Travel: Costa del Sol
So, cards on the table - the Costa del Sol actually isn’t actually somewhere to recommend for a pure cycling trip. There are simply a lot of locations which offer more enjoyable riding. Plentiful flights and accommodation as well as good weather and terrain should all make for a great riding destination. The problem? The road network though being highly convenient for cars isn’t very cyclist friendly. There are relatively few quiet “B” roads and the more common A roads vary from pleasant to almost motorway level, making planning a route difficult and unpredictable. This advice relates to the area immediately west of Malaga, it may well be the case that the area to the east and towards Granada may be excellent.
So then, why a cycling blog on the area? Firstly, sometimes a recommendation to avoid can be really valuable when considering options. Secondly, if you are one of the millions upon millions of tourist visitors to the area then there are still at least two great options to sneak in a ride as part of a “non-cycling” holiday.
The first option, and one that we did not experience yet, would be to try gravel routes instead of roads. Largely steering clear of the busy road network while taking advantage of the dry weather and gravel could make for some great riding. Gravel bikes can be rented from the likes of www.bikestardo.com and this may well be a growth area in years to come. There are also other bike rental shops which offer road bikes and most are happy to deliver to your accommodation.
The second option, described below, is a really outstanding road route that can be enjoyed in a few hours as part of a tourist holiday. The route runs from Coin to the Puerto del Viento, which is the highest point before you can choose to drop down to Ronda. Depending on your location and time available you could however reduce this to El Burgo to the same summit at Puerto del Viento as this stretch is the real highlight (30km round trip). As described the road network means that it is an out-and-back ride rather than a loop but it’s beautiful enough that you certainly wouldn’t be bored on the second half of the ride. The route largely passes through the national park of La Sierra de las Nieves and car traffic is far lower than on other roads in the area.
Leaving Coin (202m altitude) you head west along the A-366, reaching first Alozaina (386m), Yunquera (681m) and El Burgo (591m) before reaching the summit of Puerto del Viento (1071m). The total route returning to Coin is approximately 100km with 2200m of climbing.
The first section provides wide open views of rolling olive groves (first image below) with eucalyptus dotted along the road only adding to the atmosphere. The road starts to tilt up around 5km before Alozaina and continues to steadily climb for 15km before a 6km descent into El Burgo. As mentioned above it is the stretch that follows that offers the most spectacular roads and views in the 13km to the summit (which also includes some chance to recover on a short descent). The final climb to the summit becomes increasingly barren (second image) with much more bare rock and minimal vegetation.
The small towns and petrol stations spread along the route provide some options for food and drink but err on the side of carrying provisions/stopping as it’s a tough ride that demands some respect.

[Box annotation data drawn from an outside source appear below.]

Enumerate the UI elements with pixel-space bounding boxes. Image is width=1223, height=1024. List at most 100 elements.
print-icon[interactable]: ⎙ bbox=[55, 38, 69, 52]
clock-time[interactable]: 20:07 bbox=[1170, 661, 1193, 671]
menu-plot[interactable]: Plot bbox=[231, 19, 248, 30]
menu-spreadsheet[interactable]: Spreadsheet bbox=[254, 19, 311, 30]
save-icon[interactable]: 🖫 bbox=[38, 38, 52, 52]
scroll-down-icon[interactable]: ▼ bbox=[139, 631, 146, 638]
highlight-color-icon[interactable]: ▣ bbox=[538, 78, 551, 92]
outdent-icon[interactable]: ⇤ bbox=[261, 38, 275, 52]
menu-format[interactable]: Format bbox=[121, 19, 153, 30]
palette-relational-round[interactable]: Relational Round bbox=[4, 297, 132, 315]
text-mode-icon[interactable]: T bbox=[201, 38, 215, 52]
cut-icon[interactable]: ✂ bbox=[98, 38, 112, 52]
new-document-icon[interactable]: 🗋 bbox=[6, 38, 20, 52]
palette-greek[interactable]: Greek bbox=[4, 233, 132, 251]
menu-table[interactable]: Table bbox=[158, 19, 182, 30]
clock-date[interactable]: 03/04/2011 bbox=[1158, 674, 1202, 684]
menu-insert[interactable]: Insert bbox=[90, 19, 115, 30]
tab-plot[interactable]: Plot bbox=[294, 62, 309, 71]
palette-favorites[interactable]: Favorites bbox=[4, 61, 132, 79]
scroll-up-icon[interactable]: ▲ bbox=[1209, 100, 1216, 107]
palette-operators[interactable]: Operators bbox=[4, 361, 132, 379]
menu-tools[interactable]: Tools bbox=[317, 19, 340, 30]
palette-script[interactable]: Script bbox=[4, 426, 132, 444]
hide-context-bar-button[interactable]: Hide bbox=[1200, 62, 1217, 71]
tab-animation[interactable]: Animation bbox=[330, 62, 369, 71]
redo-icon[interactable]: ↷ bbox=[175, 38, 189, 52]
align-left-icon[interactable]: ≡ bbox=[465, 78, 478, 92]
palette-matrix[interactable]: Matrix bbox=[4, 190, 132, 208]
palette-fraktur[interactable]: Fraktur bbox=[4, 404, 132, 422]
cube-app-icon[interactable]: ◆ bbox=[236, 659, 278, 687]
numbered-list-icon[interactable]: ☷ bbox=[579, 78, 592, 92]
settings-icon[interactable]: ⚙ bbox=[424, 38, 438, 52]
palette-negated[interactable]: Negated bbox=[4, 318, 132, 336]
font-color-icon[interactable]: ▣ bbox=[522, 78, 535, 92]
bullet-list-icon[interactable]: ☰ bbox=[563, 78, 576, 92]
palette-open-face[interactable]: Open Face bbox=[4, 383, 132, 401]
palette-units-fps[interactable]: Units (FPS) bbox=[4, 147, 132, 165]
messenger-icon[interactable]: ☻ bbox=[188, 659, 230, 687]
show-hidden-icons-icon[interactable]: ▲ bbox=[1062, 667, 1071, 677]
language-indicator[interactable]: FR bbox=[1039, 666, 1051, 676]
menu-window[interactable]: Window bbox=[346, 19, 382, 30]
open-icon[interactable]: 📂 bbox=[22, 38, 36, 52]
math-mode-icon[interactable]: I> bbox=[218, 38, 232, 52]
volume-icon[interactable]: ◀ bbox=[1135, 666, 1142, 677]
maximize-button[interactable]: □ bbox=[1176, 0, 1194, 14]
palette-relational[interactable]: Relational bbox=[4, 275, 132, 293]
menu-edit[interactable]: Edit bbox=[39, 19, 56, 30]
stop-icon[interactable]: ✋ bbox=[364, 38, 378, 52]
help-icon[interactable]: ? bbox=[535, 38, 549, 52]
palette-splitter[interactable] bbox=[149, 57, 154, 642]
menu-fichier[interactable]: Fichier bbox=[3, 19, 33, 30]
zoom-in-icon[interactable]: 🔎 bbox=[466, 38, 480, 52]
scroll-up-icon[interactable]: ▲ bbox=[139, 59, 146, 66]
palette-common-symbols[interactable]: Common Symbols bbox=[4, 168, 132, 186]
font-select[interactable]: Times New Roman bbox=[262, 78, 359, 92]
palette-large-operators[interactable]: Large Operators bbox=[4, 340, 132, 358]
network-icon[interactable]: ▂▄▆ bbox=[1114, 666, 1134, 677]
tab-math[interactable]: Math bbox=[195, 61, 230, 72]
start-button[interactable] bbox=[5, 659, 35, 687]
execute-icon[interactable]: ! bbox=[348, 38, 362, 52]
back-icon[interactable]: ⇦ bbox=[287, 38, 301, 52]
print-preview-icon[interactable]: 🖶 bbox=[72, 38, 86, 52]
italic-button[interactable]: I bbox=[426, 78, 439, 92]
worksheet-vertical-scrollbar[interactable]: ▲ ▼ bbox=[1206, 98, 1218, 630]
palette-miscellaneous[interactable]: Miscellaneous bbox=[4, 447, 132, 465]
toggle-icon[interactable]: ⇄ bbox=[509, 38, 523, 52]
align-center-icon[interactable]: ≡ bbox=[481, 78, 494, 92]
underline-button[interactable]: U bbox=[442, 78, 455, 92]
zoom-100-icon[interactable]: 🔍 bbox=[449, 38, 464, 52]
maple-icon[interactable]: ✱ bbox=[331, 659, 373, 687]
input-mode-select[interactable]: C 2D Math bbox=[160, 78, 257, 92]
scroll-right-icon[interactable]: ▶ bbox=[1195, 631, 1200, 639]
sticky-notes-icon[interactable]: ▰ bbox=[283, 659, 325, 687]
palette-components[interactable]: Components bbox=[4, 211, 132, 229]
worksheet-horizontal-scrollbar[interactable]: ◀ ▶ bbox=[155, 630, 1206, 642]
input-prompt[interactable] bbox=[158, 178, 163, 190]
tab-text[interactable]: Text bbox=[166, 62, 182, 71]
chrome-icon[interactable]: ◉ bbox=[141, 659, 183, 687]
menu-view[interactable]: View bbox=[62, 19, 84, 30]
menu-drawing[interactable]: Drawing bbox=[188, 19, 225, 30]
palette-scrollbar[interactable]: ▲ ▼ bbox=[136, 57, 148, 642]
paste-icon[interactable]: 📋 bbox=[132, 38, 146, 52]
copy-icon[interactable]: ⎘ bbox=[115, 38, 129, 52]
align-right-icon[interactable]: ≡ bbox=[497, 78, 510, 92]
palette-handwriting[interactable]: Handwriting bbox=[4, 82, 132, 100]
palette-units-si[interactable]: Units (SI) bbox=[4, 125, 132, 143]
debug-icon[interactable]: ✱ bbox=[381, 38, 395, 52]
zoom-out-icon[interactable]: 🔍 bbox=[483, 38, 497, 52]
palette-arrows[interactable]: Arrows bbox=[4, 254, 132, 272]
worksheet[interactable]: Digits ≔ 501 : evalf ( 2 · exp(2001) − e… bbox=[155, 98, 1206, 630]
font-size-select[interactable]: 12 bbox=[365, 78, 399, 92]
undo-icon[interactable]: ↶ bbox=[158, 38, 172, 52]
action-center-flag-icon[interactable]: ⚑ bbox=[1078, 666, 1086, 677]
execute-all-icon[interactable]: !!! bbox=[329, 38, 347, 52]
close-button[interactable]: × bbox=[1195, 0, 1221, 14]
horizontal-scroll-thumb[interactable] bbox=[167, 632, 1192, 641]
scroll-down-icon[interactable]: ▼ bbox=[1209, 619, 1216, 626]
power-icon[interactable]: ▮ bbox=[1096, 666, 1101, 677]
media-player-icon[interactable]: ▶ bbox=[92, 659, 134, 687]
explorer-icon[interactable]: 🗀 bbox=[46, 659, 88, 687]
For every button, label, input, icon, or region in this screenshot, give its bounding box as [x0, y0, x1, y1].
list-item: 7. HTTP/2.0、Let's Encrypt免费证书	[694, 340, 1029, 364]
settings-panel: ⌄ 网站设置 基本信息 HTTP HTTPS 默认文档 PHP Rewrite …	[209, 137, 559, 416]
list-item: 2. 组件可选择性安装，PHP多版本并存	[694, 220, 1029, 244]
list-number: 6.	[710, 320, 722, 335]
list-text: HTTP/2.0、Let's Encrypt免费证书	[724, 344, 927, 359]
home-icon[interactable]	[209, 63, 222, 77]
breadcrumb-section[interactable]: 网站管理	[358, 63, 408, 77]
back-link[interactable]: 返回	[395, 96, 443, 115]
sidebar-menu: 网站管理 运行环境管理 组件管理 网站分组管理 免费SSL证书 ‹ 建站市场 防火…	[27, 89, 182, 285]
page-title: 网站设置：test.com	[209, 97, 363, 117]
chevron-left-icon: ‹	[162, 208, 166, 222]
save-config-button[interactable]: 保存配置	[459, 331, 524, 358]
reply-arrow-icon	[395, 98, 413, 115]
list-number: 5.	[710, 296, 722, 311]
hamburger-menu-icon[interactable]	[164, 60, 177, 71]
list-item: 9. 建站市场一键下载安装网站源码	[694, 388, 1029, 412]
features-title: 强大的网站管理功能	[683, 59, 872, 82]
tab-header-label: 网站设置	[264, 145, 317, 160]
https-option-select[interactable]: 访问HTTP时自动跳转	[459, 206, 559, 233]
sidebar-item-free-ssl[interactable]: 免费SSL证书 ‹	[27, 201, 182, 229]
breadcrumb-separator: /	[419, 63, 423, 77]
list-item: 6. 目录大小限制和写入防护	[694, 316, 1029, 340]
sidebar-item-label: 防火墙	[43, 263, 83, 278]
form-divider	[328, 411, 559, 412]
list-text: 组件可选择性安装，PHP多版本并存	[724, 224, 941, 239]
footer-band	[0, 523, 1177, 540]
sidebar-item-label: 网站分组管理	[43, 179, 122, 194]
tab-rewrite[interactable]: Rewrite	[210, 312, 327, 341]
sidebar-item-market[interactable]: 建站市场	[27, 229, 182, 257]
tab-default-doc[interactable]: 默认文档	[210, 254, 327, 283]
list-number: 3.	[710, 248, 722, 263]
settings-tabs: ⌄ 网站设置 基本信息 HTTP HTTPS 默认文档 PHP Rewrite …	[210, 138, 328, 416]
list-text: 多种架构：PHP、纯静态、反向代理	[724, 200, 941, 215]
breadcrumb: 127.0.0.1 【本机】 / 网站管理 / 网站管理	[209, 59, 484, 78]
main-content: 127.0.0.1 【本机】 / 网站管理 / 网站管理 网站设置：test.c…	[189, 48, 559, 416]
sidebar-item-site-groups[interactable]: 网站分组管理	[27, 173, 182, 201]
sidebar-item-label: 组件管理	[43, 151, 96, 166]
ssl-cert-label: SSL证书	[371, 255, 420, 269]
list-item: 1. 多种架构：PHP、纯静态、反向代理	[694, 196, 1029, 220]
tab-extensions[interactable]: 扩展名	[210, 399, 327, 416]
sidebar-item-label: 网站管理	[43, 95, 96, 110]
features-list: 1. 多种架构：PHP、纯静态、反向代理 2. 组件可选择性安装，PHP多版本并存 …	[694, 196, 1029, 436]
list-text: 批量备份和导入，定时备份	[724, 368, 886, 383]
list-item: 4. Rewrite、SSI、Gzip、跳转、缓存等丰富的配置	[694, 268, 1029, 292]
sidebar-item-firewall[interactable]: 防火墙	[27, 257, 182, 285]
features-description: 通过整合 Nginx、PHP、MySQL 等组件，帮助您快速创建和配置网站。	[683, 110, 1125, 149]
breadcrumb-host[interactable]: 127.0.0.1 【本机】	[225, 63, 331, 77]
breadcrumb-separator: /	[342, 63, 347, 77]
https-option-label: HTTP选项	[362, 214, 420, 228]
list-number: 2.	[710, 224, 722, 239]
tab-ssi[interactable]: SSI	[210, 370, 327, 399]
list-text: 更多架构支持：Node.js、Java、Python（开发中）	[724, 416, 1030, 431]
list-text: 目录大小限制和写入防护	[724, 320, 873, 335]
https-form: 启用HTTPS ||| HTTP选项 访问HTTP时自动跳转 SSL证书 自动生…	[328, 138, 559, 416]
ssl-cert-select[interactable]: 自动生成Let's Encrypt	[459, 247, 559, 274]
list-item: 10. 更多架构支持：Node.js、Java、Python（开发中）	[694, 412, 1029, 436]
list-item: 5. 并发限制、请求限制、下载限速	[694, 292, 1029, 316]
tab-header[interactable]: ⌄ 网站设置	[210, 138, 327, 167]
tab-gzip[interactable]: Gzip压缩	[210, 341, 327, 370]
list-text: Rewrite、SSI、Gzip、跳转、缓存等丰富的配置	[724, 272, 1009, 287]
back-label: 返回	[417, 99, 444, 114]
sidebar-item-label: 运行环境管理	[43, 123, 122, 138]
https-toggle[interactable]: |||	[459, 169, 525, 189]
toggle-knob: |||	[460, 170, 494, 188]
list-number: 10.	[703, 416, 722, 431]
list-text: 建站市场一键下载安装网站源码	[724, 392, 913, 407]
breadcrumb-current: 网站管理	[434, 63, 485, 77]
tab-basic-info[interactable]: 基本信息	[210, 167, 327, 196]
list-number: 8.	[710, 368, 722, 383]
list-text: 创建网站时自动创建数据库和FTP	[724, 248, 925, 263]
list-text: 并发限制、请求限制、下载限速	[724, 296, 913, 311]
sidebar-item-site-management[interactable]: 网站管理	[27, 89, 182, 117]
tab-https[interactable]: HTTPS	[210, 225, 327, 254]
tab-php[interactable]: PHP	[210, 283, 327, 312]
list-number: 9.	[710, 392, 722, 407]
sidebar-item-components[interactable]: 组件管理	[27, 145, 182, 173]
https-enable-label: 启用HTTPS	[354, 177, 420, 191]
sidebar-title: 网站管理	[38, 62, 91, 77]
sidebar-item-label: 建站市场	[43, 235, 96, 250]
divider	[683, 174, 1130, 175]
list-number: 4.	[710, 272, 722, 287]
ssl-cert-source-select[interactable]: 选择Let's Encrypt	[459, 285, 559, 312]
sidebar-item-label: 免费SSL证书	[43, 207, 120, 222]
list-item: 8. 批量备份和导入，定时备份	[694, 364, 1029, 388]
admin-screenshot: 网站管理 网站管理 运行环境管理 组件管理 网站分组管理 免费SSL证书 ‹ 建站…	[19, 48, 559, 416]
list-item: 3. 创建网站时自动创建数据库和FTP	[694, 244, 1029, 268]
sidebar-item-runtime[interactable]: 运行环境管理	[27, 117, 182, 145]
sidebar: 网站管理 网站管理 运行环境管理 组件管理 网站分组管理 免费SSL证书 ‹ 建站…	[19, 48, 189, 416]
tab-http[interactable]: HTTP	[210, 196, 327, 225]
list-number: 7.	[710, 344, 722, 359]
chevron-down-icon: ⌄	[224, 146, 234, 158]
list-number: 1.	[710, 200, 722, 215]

From the summit of the Puente del Viento you could drop down into Ronda and try and visit the spectacular bridge the town is known for. Two words of caution though. Firstly, the descent and climb back out of Ronda are nothing too special compared to what comes before it but certainly add to the time and strain of the ride. Secondly, to visit the bridge isn’t super easy and involves quite a lot of walking so again it will really extend the overall ride time if that is a consideration.
If you do head to this area then enjoy your riding!!